McConnell’s no global warming skeptic, and told members of the House Committee on Science, Space and Technology he thought the U.S. should reduce CO2 emissions. McConnell said the Clean Power Plan (CPP), however, will only reduce global CO2 emissions by 0.2 percent.

That’s virtually no impact on warming at a high cost. EPA’s rule would only reduce projected warming by 0.01 degrees Celsius and projected sea level rise by 1/100 of an inch — the equivalent as two human hairs.

“It’s a waste of citizens money,” McConnell said.

McConnell, who headed the Energy Department’s fossil fuel office under Obama, became the executive director of Rice University’s Energy and Environment Initiative 2013. McConnell was invited by Republican lawmakers to testify on the inadequacies of EPA’s plan to cut emissions.

The CPP forces states to cut CO2 emissions from power plants 32 percent by 2030. EPA has acknowledged the CPP on its own would do virtually nothing to stop projected global warming, that’s why the agency has said the CPP is necessary to spur global efforts to cut emissions.
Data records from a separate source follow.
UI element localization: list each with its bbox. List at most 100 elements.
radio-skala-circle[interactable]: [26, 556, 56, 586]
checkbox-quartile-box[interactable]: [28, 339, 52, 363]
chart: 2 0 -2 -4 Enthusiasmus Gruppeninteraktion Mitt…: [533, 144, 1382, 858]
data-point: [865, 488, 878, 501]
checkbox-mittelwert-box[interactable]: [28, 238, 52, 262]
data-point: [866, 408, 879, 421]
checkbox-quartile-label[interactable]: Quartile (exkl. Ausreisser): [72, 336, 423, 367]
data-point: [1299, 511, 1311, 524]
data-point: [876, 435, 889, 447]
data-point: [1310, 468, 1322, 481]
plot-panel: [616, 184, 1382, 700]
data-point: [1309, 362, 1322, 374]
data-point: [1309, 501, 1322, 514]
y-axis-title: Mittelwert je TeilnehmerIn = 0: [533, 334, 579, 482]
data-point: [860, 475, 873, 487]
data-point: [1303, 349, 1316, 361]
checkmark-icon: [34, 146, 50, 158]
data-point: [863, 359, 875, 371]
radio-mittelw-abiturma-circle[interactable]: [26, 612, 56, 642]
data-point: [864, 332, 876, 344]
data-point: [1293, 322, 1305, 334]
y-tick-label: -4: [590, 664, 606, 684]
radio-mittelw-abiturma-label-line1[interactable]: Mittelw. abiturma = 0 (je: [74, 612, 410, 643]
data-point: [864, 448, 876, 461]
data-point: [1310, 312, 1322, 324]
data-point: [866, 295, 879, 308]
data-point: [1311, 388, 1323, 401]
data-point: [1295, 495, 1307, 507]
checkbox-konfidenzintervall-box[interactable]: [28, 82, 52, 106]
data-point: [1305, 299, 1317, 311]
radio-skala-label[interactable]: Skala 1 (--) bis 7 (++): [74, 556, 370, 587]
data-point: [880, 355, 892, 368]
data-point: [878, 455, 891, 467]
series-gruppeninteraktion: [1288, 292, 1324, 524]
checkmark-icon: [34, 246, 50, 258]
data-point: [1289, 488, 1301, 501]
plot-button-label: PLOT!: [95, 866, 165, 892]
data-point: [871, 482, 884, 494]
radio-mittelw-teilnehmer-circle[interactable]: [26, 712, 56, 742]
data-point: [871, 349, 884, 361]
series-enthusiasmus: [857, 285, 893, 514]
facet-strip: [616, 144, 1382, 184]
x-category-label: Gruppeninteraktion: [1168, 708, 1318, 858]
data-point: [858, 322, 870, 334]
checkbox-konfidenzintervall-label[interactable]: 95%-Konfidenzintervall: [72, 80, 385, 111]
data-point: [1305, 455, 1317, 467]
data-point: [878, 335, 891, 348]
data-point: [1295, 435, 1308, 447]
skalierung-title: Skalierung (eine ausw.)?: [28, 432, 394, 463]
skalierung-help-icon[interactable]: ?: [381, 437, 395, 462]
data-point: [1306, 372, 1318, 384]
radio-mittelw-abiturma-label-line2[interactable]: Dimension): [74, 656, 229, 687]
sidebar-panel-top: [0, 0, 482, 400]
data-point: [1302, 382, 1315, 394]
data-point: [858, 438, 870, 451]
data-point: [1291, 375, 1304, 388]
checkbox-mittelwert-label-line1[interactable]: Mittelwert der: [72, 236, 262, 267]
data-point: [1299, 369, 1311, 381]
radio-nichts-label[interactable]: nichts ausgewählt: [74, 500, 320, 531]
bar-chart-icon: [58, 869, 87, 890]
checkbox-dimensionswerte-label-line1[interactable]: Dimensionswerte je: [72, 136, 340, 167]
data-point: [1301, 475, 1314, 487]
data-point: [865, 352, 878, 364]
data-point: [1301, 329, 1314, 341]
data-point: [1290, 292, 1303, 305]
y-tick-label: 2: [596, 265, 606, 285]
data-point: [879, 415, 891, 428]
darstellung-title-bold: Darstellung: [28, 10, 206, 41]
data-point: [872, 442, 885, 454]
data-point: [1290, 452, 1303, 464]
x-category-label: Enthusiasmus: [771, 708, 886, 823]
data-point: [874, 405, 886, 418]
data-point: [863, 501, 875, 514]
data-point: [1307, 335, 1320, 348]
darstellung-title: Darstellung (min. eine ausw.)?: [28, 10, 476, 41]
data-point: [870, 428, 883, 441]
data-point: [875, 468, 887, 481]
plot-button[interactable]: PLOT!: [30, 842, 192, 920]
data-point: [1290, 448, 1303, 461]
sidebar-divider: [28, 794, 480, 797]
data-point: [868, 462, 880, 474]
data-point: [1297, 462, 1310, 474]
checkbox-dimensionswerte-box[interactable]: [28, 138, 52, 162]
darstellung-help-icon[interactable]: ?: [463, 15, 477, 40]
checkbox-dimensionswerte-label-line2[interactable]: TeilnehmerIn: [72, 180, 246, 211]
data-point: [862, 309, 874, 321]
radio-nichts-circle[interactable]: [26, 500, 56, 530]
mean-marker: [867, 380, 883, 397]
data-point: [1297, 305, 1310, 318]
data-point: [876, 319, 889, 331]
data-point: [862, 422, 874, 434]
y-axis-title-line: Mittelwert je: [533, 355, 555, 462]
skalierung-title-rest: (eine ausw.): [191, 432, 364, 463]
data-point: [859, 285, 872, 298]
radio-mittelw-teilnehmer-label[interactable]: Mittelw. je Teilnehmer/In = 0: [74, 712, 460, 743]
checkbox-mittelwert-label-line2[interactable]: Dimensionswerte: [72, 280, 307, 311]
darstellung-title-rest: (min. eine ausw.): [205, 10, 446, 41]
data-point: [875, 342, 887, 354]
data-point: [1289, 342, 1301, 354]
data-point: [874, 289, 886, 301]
“We see it as having had enormous benefit in showing sort of domestic leadership as well as garnering support around the country for the agreement we reached in Paris,” EPA Chief Gina McCarthy told lawmakers in March, referring to a recently signed United Nations climate deal.

McConnell’s testimony sharply criticized EPA’s CPP, and even slammed the agency for doing subpar analysis when it came to how cramming more green energy onto the electric grid would impact reliability.

He said EPA consulted with his office at DOE about future “resource adequacy” of the grid, not grid reliability. Resource adequacy refers to the sufficient theoretical capacity to meet predicted demand.

“This is simply theoretical, linguistic mumbo jumbo offered by that agency in order to sound like an analysis,” McConnell said. “It’s theoretical, but it’s not thoughtful.”